Three-hundred and ninety-nine patients (722 eyes) were included in this study. The mean age was 24.7 ± 6.5 years and the average maximal keratometry was 51 ± 5.2 D for the better eye and 58.4 ± 9.6 D for the worse eye. Upon diagnosis, 233 eyes (32.2 %) and 51 eyes (7.1 %) had a thinnest pachymetry <450 and <400 μm, respectively. At 6-month follow-up, 58 % of patients had been fitted with specialty contact lenses. During follow-up, 199 eyes (27.6 %) underwent corneal crosslinking. One patient underwent corneal graft surgery of his worse eye due to contact lens intolerance and insufficient visual acuity.

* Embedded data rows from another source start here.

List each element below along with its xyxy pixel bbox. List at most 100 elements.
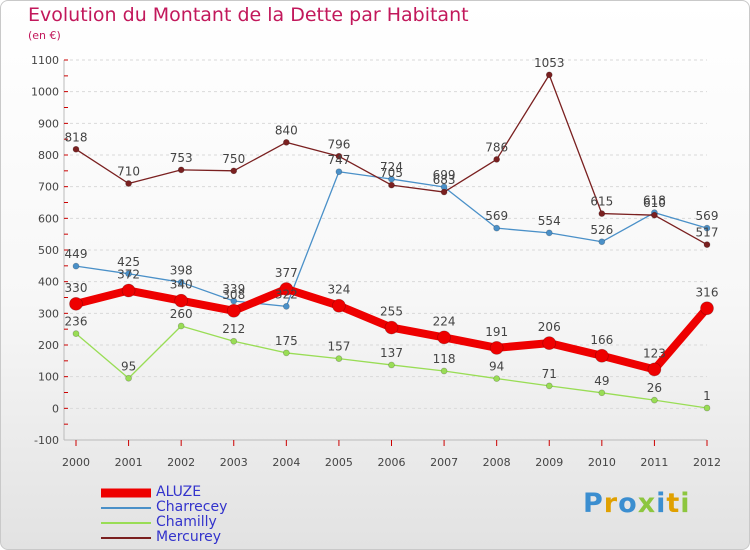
data-point-mercurey [598, 210, 606, 217]
x-tick-label: 2007 [430, 456, 458, 469]
x-tick-label: 2003 [220, 456, 248, 469]
data-label-chamilly: 71 [542, 367, 557, 381]
data-label-chamilly: 1 [703, 389, 711, 403]
x-tick-label: 2010 [588, 456, 616, 469]
data-point-mercurey [230, 167, 238, 175]
y-tick-label: 500 [38, 244, 59, 257]
data-label-mercurey: 750 [222, 152, 245, 166]
data-point-charrecey [125, 270, 132, 278]
y-tick-label: 1000 [31, 86, 59, 99]
data-point-chamilly [493, 375, 501, 382]
data-label-charrecey: 322 [275, 287, 298, 301]
data-point-chamilly [440, 367, 448, 375]
data-label-aluze: 330 [65, 281, 88, 295]
legend-swatch-aluze [101, 488, 151, 497]
data-label-charrecey: 618 [643, 194, 666, 208]
data-point-aluze [700, 301, 714, 316]
data-label-mercurey: 683 [433, 173, 456, 187]
proxiti-logo: Proxiti [583, 488, 691, 519]
data-label-aluze: 255 [380, 305, 403, 319]
y-tick-label: 100 [38, 371, 59, 384]
data-point-aluze [279, 282, 294, 296]
data-label-chamilly: 212 [222, 322, 245, 336]
data-label-mercurey: 615 [590, 195, 613, 209]
data-label-charrecey: 569 [485, 209, 508, 223]
legend-item-chamilly: Chamilly [101, 514, 301, 530]
data-point-aluze [384, 320, 399, 335]
data-point-aluze [121, 283, 136, 298]
data-point-mercurey [388, 181, 395, 189]
data-point-charrecey [72, 262, 80, 270]
data-point-mercurey [335, 152, 343, 160]
y-tick-label: 1100 [31, 54, 59, 67]
x-tick-label: 2012 [693, 456, 721, 469]
data-label-mercurey: 818 [65, 130, 88, 144]
data-label-charrecey: 526 [590, 223, 613, 237]
data-label-charrecey: 724 [380, 160, 403, 174]
data-label-mercurey: 786 [485, 140, 508, 154]
data-point-aluze [594, 348, 609, 363]
data-label-mercurey: 610 [643, 196, 666, 210]
data-point-mercurey [72, 145, 80, 153]
data-point-chamilly [651, 396, 658, 404]
chart-title: Evolution du Montant de la Dette par Hab… [28, 4, 469, 26]
y-tick-label: 0 [52, 402, 59, 415]
data-label-chamilly: 157 [327, 340, 350, 354]
data-label-aluze: 316 [696, 285, 719, 299]
data-point-aluze [69, 296, 83, 311]
data-point-chamilly [230, 337, 238, 345]
data-label-charrecey: 425 [117, 255, 140, 269]
data-point-aluze [174, 293, 189, 308]
data-point-mercurey [282, 138, 290, 146]
x-tick-label: 2011 [640, 456, 668, 469]
legend-swatch-chamilly [101, 521, 151, 524]
data-label-mercurey: 710 [117, 165, 140, 179]
chart-unit-label: (en €) [28, 29, 61, 42]
legend-swatch-mercurey [101, 536, 151, 539]
data-point-charrecey [545, 229, 553, 237]
legend-item-aluze: ALUZE [101, 484, 301, 500]
data-point-aluze [437, 330, 451, 345]
data-label-mercurey: 517 [696, 226, 719, 240]
data-label-mercurey: 840 [275, 123, 298, 137]
data-label-charrecey: 339 [222, 282, 245, 296]
data-label-aluze: 224 [433, 314, 456, 328]
x-tick-label: 2001 [115, 456, 143, 469]
data-label-chamilly: 137 [380, 346, 403, 360]
data-point-charrecey [598, 238, 606, 246]
data-label-charrecey: 398 [170, 263, 193, 277]
x-tick-label: 2000 [62, 456, 90, 469]
y-tick-label: 300 [38, 307, 59, 320]
data-point-chamilly [388, 361, 395, 369]
data-point-charrecey [230, 297, 238, 305]
data-label-aluze: 123 [643, 346, 666, 360]
data-point-chamilly [177, 322, 185, 330]
data-point-aluze [489, 341, 504, 355]
x-tick-label: 2004 [272, 456, 300, 469]
data-label-chamilly: 49 [594, 374, 609, 388]
data-label-aluze: 191 [485, 325, 508, 339]
data-label-aluze: 308 [222, 288, 245, 302]
y-tick-label: 800 [38, 149, 59, 162]
data-point-chamilly [598, 389, 606, 397]
data-point-mercurey [703, 241, 711, 248]
y-tick-label: -100 [34, 434, 59, 447]
data-label-aluze: 372 [117, 268, 140, 282]
x-tick-label: 2006 [378, 456, 406, 469]
y-tick-label: 200 [38, 339, 59, 352]
data-label-chamilly: 26 [647, 381, 662, 395]
legend-label-mercurey: Mercurey [156, 529, 222, 545]
data-label-chamilly: 236 [65, 315, 88, 329]
data-point-charrecey [282, 303, 290, 310]
data-label-mercurey: 796 [327, 137, 350, 151]
legend: ALUZE Charrecey Chamilly Mercurey [101, 484, 301, 545]
data-point-charrecey [493, 224, 501, 232]
data-point-mercurey [125, 180, 132, 187]
legend-item-charrecey: Charrecey [101, 499, 301, 515]
data-label-charrecey: 554 [538, 214, 561, 228]
data-label-charrecey: 747 [327, 153, 350, 167]
data-point-chamilly [545, 382, 553, 390]
legend-label-charrecey: Charrecey [156, 499, 228, 515]
data-point-mercurey [493, 156, 501, 163]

Despite advances in diagnostic tools, keratoconus is often diagnosed at a relatively late stage. Earlier detection of keratoconus would increase the overall clinical benefit of corneal crosslinking. Further research into screening strategies is required to develop cost-effective screening programs.
研究圆锥角膜的当前诊断和转诊模式。
对2013年6月至2018年2月期间在比利时安特卫普大学医院和比利时根特玛丽亚·米德雷尔斯综合医院专科门诊就诊的近期被诊断为圆锥角膜的患者进行回顾性病历审查。排除标准包括长期圆锥角膜诊断、认知能力下降和既往手术史(角膜交联、穿透性角膜移植术或任何类型的屈光手术)。
本研究纳入了399例患者(722只眼)。平均年龄为24.7±6.5岁,较好眼的平均最大角膜曲率为51±5.2D,较差眼为58.4±9.6D。诊断时,分别有233只眼(32.2%)和51只眼(7.1%)最薄角膜厚度<450和<400μm。在6个月的随访中,58%的患者佩戴了特殊隐形眼镜。随访期间,199只眼(27.6%)接受了角膜交联。一名患者因隐形眼镜不耐受和视力不佳,较差眼接受了角膜移植手术。
尽管诊断工具有所进步,但圆锥角膜往往在相对较晚的阶段被诊断出来。早期发现圆锥角膜将增加角膜交联的总体临床益处。需要进一步研究筛查策略,以制定具有成本效益的筛查方案。